Jin Dong-yan, a virologist at the University of Hong Kong, said Chinese hospitals could be overwhelmed by an influx of unvaccinated elderly patients if there was a mass outbreak, replicating a crisis in Hong Kong this year when hospitals and morgues ran out of space at the peak of an outbreak.

“A Hong Kong-style outbreak is avoidable if they increase elderly vaccination coverage and stockpile antivirals, both things Hong Kong failed to do going into the outbreak,” he said.

Still, over recent weeks, some equity market analysts and traders have reacted with excitement to perceived signs of Beijing pivoting to a “reopening” plan — a change of course that they hope will reboot confidence in the world’s biggest consumer market and ease disruptions that have sporadically roiled global supply chains. Optimism increased last week after Beijing eased quarantine requirements for close contacts and international travelers.

According to frontline staff, nearly three years into the pandemic, China’s healthcare system is far more strained than at the start.
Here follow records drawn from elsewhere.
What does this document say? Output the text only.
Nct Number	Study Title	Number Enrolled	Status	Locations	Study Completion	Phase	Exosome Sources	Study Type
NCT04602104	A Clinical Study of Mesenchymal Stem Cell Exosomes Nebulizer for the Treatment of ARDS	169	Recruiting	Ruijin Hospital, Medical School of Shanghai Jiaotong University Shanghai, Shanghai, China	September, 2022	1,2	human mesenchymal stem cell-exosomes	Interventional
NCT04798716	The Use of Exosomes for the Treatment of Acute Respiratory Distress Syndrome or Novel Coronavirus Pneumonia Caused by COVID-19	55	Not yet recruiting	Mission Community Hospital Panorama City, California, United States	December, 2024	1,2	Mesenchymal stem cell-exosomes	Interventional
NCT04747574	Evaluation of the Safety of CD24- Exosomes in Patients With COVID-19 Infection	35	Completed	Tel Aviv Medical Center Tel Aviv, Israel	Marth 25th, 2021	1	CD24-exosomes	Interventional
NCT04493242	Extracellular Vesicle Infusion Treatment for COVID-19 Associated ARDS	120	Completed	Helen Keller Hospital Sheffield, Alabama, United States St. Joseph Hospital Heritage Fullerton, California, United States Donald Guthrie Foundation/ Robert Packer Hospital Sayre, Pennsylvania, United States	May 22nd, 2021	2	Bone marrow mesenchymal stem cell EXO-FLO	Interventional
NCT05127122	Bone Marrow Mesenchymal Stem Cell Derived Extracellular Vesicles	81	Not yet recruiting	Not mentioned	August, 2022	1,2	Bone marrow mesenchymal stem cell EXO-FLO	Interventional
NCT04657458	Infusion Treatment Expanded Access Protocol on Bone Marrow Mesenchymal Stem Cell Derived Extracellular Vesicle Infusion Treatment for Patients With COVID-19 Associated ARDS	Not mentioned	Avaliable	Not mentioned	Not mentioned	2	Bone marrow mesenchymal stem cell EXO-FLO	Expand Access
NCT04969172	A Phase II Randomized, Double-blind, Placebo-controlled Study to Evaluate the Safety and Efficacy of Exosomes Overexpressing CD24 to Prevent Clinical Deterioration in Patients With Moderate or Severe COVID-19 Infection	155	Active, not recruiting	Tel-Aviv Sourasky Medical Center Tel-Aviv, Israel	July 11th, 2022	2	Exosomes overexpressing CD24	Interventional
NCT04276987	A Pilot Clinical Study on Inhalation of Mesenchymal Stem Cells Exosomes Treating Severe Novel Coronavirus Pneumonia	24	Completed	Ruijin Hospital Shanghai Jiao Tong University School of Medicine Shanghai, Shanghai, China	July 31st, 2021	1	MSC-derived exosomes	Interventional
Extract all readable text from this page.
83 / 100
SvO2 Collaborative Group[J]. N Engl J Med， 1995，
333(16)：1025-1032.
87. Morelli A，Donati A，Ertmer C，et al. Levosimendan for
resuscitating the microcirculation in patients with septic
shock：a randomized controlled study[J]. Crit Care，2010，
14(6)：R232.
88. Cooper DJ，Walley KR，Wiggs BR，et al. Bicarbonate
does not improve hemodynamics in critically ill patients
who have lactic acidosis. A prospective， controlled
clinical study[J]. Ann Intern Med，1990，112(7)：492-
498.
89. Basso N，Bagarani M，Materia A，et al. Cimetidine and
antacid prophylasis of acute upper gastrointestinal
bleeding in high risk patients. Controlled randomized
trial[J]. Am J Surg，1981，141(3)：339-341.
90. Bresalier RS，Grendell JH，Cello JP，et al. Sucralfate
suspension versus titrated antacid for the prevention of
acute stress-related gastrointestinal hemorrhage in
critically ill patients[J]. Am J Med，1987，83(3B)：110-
Scarce funding, staff and medical resources have been redirected towards pandemic controls instead of preparations to treat the most vulnerable.

“Over the past few years, the Chinese healthcare system has completely limped along, putting all its manpower, funding and support into Covid prevention and control,” said a health official in southern China’s Guangdong province. “This is unsustainable.”

These concerns, the official said, have been relayed to Beijing.

“Unfortunately, the central government has still not made any substantial adjustments in the general direction,” the official added.

“Most local officials and healthcare workers are very often at the mercy of rigid administrative orders, which is what makes the tragedy of patients not being able to get medical attention in time happen time and time again,” said another doctor in Wuhan.

During a lockdown in Shanghai in April, frontline medical personnel struggled to cope with the increased workload after many staff were redirected to conduct citywide testing.

“The medical system is not ready for a large-scale reopening,” said another doctor working in a county-level hospital in Inner Mongolia, northern China.